Construction can continue, said the court, because you can’t give someone a right then take it away after they act on it.
The developer, Parade of Homes, had asked the city of Hampton to zone a section of East Pembroke Avenue for mixed-use properties, intending to build high-end homes there. The zoning process proceeded, and the city granted PoH’s request.
The company began building. A month later, a local citizens’ group petitioned the City Council to revoke the zoning. It did.
But Parade of Homes asked the city for a determination of vested rights — after all, it had started construction once the zoning had been approved.
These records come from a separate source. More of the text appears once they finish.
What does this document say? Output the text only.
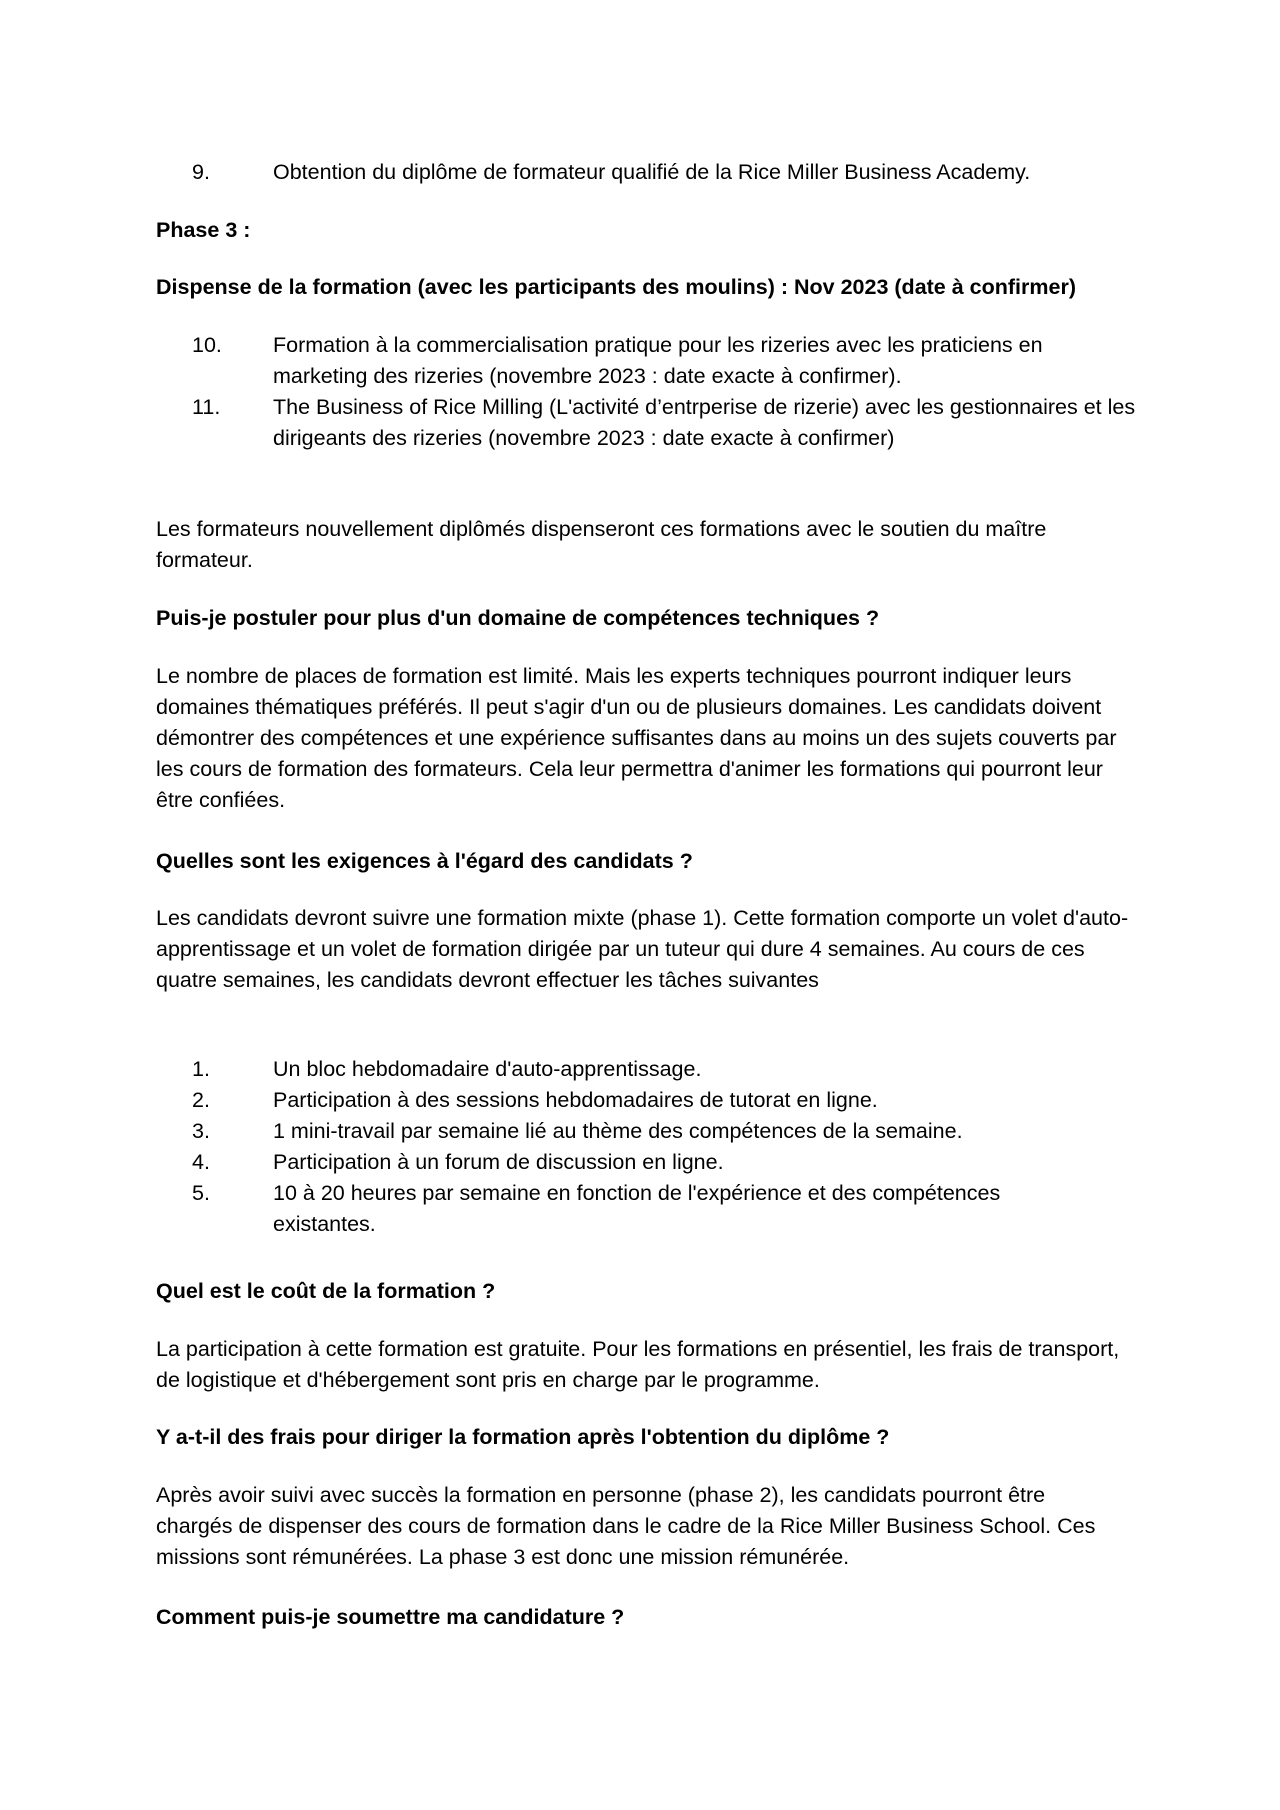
9.	Obtention du diplôme de formateur qualifié de la Rice Miller Business Academy.

Phase 3 :

Dispense de la formation (avec les participants des moulins) : Nov 2023 (date à confirmer)

10.	Formation à la commercialisation pratique pour les rizeries avec les praticiens en marketing des rizeries (novembre 2023 : date exacte à confirmer).
11.	The Business of Rice Milling (L'activité d’entrperise de rizerie) avec les gestionnaires et les dirigeants des rizeries (novembre 2023 : date exacte à confirmer)

Les formateurs nouvellement diplômés dispenseront ces formations avec le soutien du maître formateur.

Puis-je postuler pour plus d'un domaine de compétences techniques ?

Le nombre de places de formation est limité. Mais les experts techniques pourront indiquer leurs domaines thématiques préférés. Il peut s'agir d'un ou de plusieurs domaines. Les candidats doivent démontrer des compétences et une expérience suffisantes dans au moins un des sujets couverts par les cours de formation des formateurs. Cela leur permettra d'animer les formations qui pourront leur être confiées.

Quelles sont les exigences à l'égard des candidats ?

Les candidats devront suivre une formation mixte (phase 1). Cette formation comporte un volet d'auto-apprentissage et un volet de formation dirigée par un tuteur qui dure 4 semaines. Au cours de ces quatre semaines, les candidats devront effectuer les tâches suivantes

1.	Un bloc hebdomadaire d'auto-apprentissage.
2.	Participation à des sessions hebdomadaires de tutorat en ligne.
3.	1 mini-travail par semaine lié au thème des compétences de la semaine.
4.	Participation à un forum de discussion en ligne.
5.	10 à 20 heures par semaine en fonction de l'expérience et des compétences existantes.

Quel est le coût de la formation ?

La participation à cette formation est gratuite. Pour les formations en présentiel, les frais de transport, de logistique et d'hébergement sont pris en charge par le programme.

Y a-t-il des frais pour diriger la formation après l'obtention du diplôme ?

Après avoir suivi avec succès la formation en personne (phase 2), les candidats pourront être chargés de dispenser des cours de formation dans le cadre de la Rice Miller Business School. Ces missions sont rémunérées. La phase 3 est donc une mission rémunérée.

Comment puis-je soumettre ma candidature ?
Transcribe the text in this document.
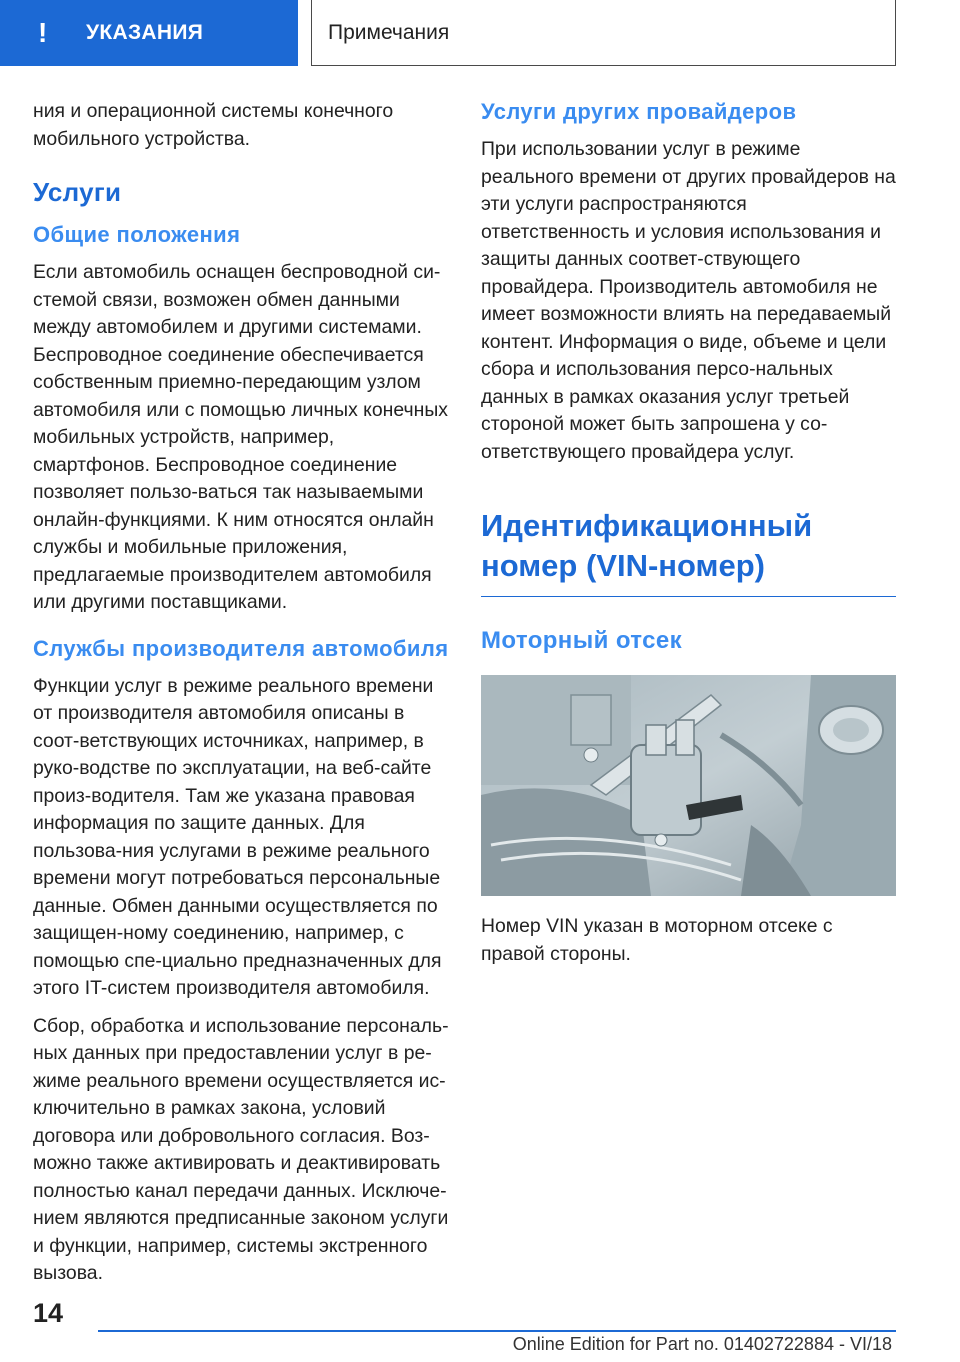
!	УКАЗАНИЯ	Примечания

ния и операционной системы конечного мобильного устройства.

Услуги
Общие положения

Если автомобиль оснащен беспроводной си-стемой связи, возможен обмен данными между автомобилем и другими системами. Беспроводное соединение обеспечивается собственным приемно-передающим узлом автомобиля или с помощью личных конечных мобильных устройств, например, смартфонов. Беспроводное соединение позволяет пользо-ваться так называемыми онлайн-функциями. К ним относятся онлайн службы и мобильные приложения, предлагаемые производителем автомобиля или другими поставщиками.

Службы производителя автомобиля

Функции услуг в режиме реального времени от производителя автомобиля описаны в соот-ветствующих источниках, например, в руко-водстве по эксплуатации, на веб-сайте произ-водителя. Там же указана правовая информация по защите данных. Для пользова-ния услугами в режиме реального времени могут потребоваться персональные данные. Обмен данными осуществляется по защищен-ному соединению, например, с помощью спе-циально предназначенных для этого IT-систем производителя автомобиля.

Сбор, обработка и использование персональ-ных данных при предоставлении услуг в ре-жиме реального времени осуществляется ис-ключительно в рамках закона, условий договора или добровольного согласия. Воз-можно также активировать и деактивировать полностью канал передачи данных. Исключе-нием являются предписанные законом услуги и функции, например, системы экстренного вызова.

Услуги других провайдеров

При использовании услуг в режиме реального времени от других провайдеров на эти услуги распространяются ответственность и условия использования и защиты данных соответ-ствующего провайдера. Производитель автомобиля не имеет возможности влиять на передаваемый контент. Информация о виде, объеме и цели сбора и использования персо-нальных данных в рамках оказания услуг третьей стороной может быть запрошена у со-ответствующего провайдера услуг.

Идентификационный номер (VIN-номер)
Моторный отсек

Номер VIN указан в моторном отсеке с правой стороны.

14
Online Edition for Part no. 01402722884 - VI/18
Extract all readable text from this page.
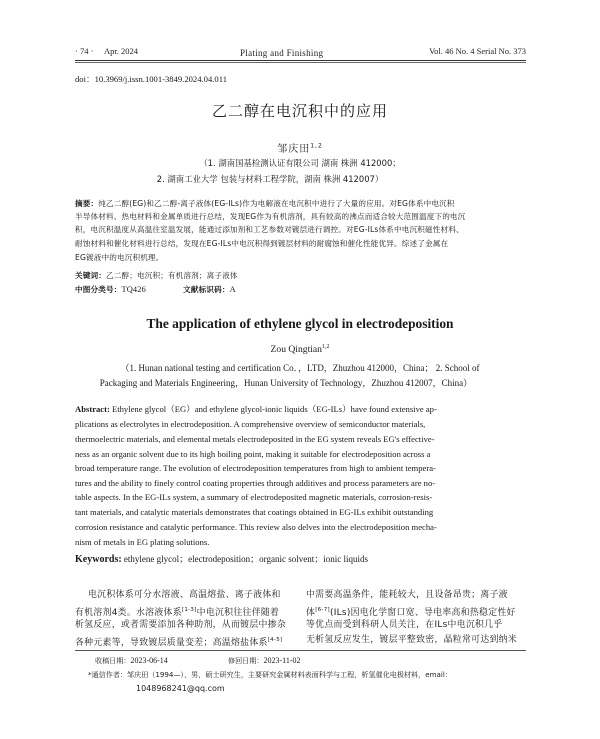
· 74 · Apr. 2024	Plating and Finishing	Vol. 46 No. 4 Serial No. 373
doi：10.3969/j.issn.1001-3849.2024.04.011
乙二醇在电沉积中的应用
邹庆田$^{1,2}$
（1. 湖南国基检测认证有限公司 湖南 株洲 412000；
2. 湖南工业大学 包装与材料工程学院，湖南 株洲 412007）
摘要：纯乙二醇(EG)和乙二醇-离子液体(EG-ILs)作为电解液在电沉积中进行了大量的应用。对EG体系中电沉积
半导体材料、热电材料和金属单质进行总结，发现EG作为有机溶剂，具有较高的沸点而适合较大范围温度下的电沉
积，电沉积温度从高温往室温发展，能通过添加剂和工艺参数对镀层进行调控。对EG-ILs体系中电沉积磁性材料、
耐蚀材料和催化材料进行总结，发现在EG-ILs中电沉积得到镀层材料的耐腐蚀和催化性能优异。综述了金属在
EG镀液中的电沉积机理。
关键词：乙二醇；电沉积；有机溶剂；离子液体
中图分类号：TQ426	文献标识码：A
The application of ethylene glycol in electrodeposition
Zou Qingtian$^{1,2}$
（1. Hunan national testing and certification Co．，LTD，Zhuzhou 412000，China； 2. School of
Packaging and Materials Engineering，Hunan University of Technology，Zhuzhou 412007，China）
Abstract: Ethylene glycol（EG）and ethylene glycol-ionic liquids（EG-ILs）have found extensive ap-
plications as electrolytes in electrodeposition. A comprehensive overview of semiconductor materials,
thermoelectric materials, and elemental metals electrodeposited in the EG system reveals EG's effective-
ness as an organic solvent due to its high boiling point, making it suitable for electrodeposition across a
broad temperature range. The evolution of electrodeposition temperatures from high to ambient tempera-
tures and the ability to finely control coating properties through additives and process parameters are no-
table aspects. In the EG-ILs system, a summary of electrodeposited magnetic materials, corrosion-resis-
tant materials, and catalytic materials demonstrates that coatings obtained in EG-ILs exhibit outstanding
corrosion resistance and catalytic performance. This review also delves into the electrodeposition mecha-
nism of metals in EG plating solutions.
Keywords: ethylene glycol；electrodeposition；organic solvent；ionic liquids
电沉积体系可分水溶液、高温熔盐、离子液体和
有机溶剂4类。水溶液体系[1-3]中电沉积往往伴随着
析氢反应，或者需要添加各种助剂，从而镀层中掺杂
各种元素等，导致镀层质量变差；高温熔盐体系[4-5]
中需要高温条件，能耗较大，且设备昂贵；离子液
体[6-7](ILs)因电化学窗口宽、导电率高和热稳定性好
等优点而受到科研人员关注，在ILs中电沉积几乎
无析氢反应发生，镀层平整致密，晶粒常可达到纳米
收稿日期：2023-06-14	修回日期：2023-11-02
*通信作者：邹庆田（1994—），男，硕士研究生，主要研究金属材料表面科学与工程，析氢催化电极材料，email：
1048968241@qq.com
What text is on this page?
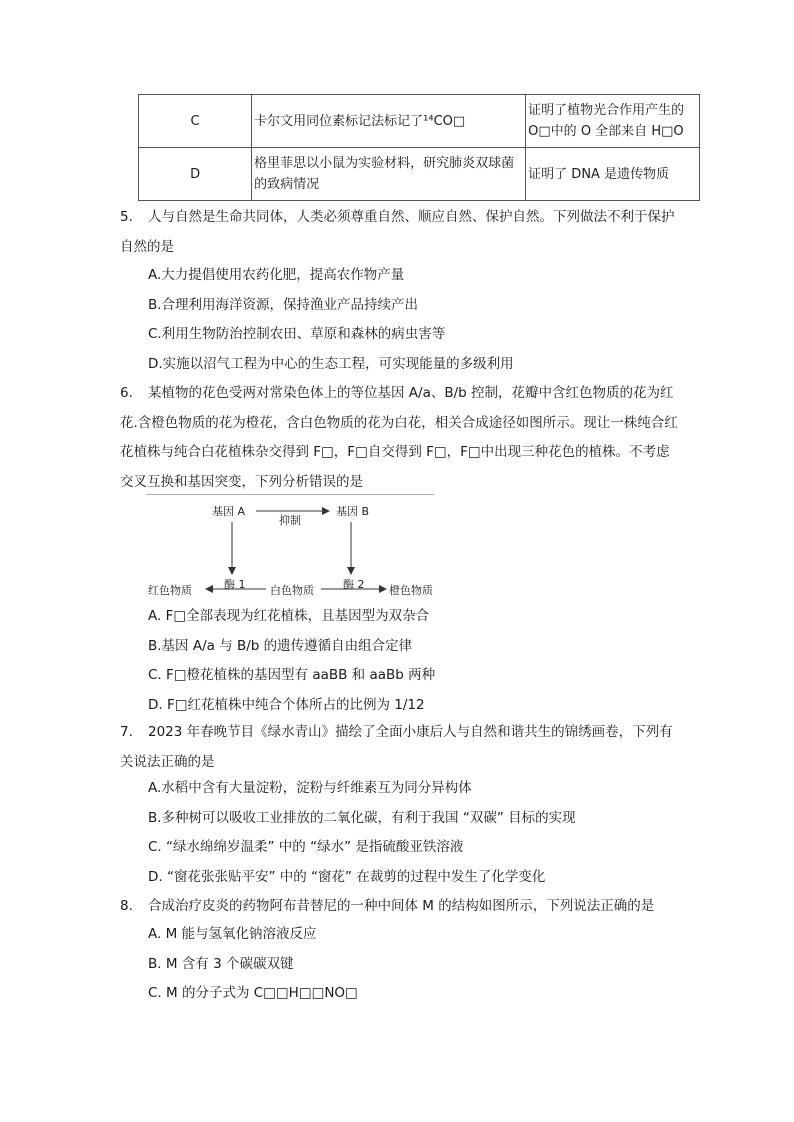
C	卡尔文用同位素标记法标记了¹⁴CO□	证明了植物光合作用产生的 O□中的 O 全部来自 H□O
D	格里菲思以小鼠为实验材料，研究肺炎双球菌的致病情况	证明了 DNA 是遗传物质
5. 人与自然是生命共同体，人类必须尊重自然、顺应自然、保护自然。下列做法不利于保护自然的是
A.大力提倡使用农药化肥，提高农作物产量
B.合理利用海洋资源，保持渔业产品持续产出
C.利用生物防治控制农田、草原和森林的病虫害等
D.实施以沼气工程为中心的生态工程，可实现能量的多级利用
6. 某植物的花色受两对常染色体上的等位基因 A/a、B/b 控制，花瓣中含红色物质的花为红花.含橙色物质的花为橙花，含白色物质的花为白花，相关合成途径如图所示。现让一株纯合红花植株与纯合白花植株杂交得到 F□，F□自交得到 F□，F□中出现三种花色的植株。不考虑交叉互换和基因突变，下列分析错误的是
基因 A	基因 B
抑制
酶 1	酶 2
红色物质	白色物质	橙色物质
A. F□全部表现为红花植株，且基因型为双杂合
B.基因 A/a 与 B/b 的遗传遵循自由组合定律
C. F□橙花植株的基因型有 aaBB 和 aaBb 两种
D. F□红花植株中纯合个体所占的比例为 1/12
7. 2023 年春晚节目《绿水青山》描绘了全面小康后人与自然和谐共生的锦绣画卷，下列有关说法正确的是
A.水稻中含有大量淀粉，淀粉与纤维素互为同分异构体
B.多种树可以吸收工业排放的二氧化碳，有利于我国 “双碳” 目标的实现
C. “绿水绵绵岁温柔” 中的 “绿水” 是指硫酸亚铁溶液
D. “窗花张张贴平安” 中的 “窗花” 在裁剪的过程中发生了化学变化
8. 合成治疗皮炎的药物阿布昔替尼的一种中间体 M 的结构如图所示，下列说法正确的是
A. M 能与氢氧化钠溶液反应
B. M 含有 3 个碳碳双键
C. M 的分子式为 C□□H□□NO□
The city agreed and construction continued.
The citizen’s group then asked the Hampton Circuit Court to stop the construction, but the court ruled that the group didn’t have the right to file the suit in the first place, because the time to protest the project was during the zoning hearings, not after.
The citizens’ group then appealed to the Virginia Supreme Court, which agreed to hear the case.
VAR firmly supported the developer for a simple reason: If vested rights were ignored, and zoning rulings could be reversed after construction had begun, why would any developer want to start building anything in Virginia?
The Supreme Court agreed.
First, it ruled that the citizens’ group didn’t have the right to file the challenge in the first place — it’s “authorized role” in the process ended once the city repealed the zoning ordinance. It didn’t have the right to petition the circuit court.
Further — and most importantly — the Supreme Court ruled that the circuit court should have thrown the whole thing out “since the complaint seeks to disturb the vested rights of [Parade of Homes], which are a ‘thing decided’ under Virginia law.”
In a way, this is a significant win for developers. The court made clear that you can’t give someone the right to build, then, after construction starts, take away that right. In a way, though, it’s disappointing that Parade of Homes, which followed the law and did everything it was supposed to do, still had to fight in court for something that should have been obvious from the beginning.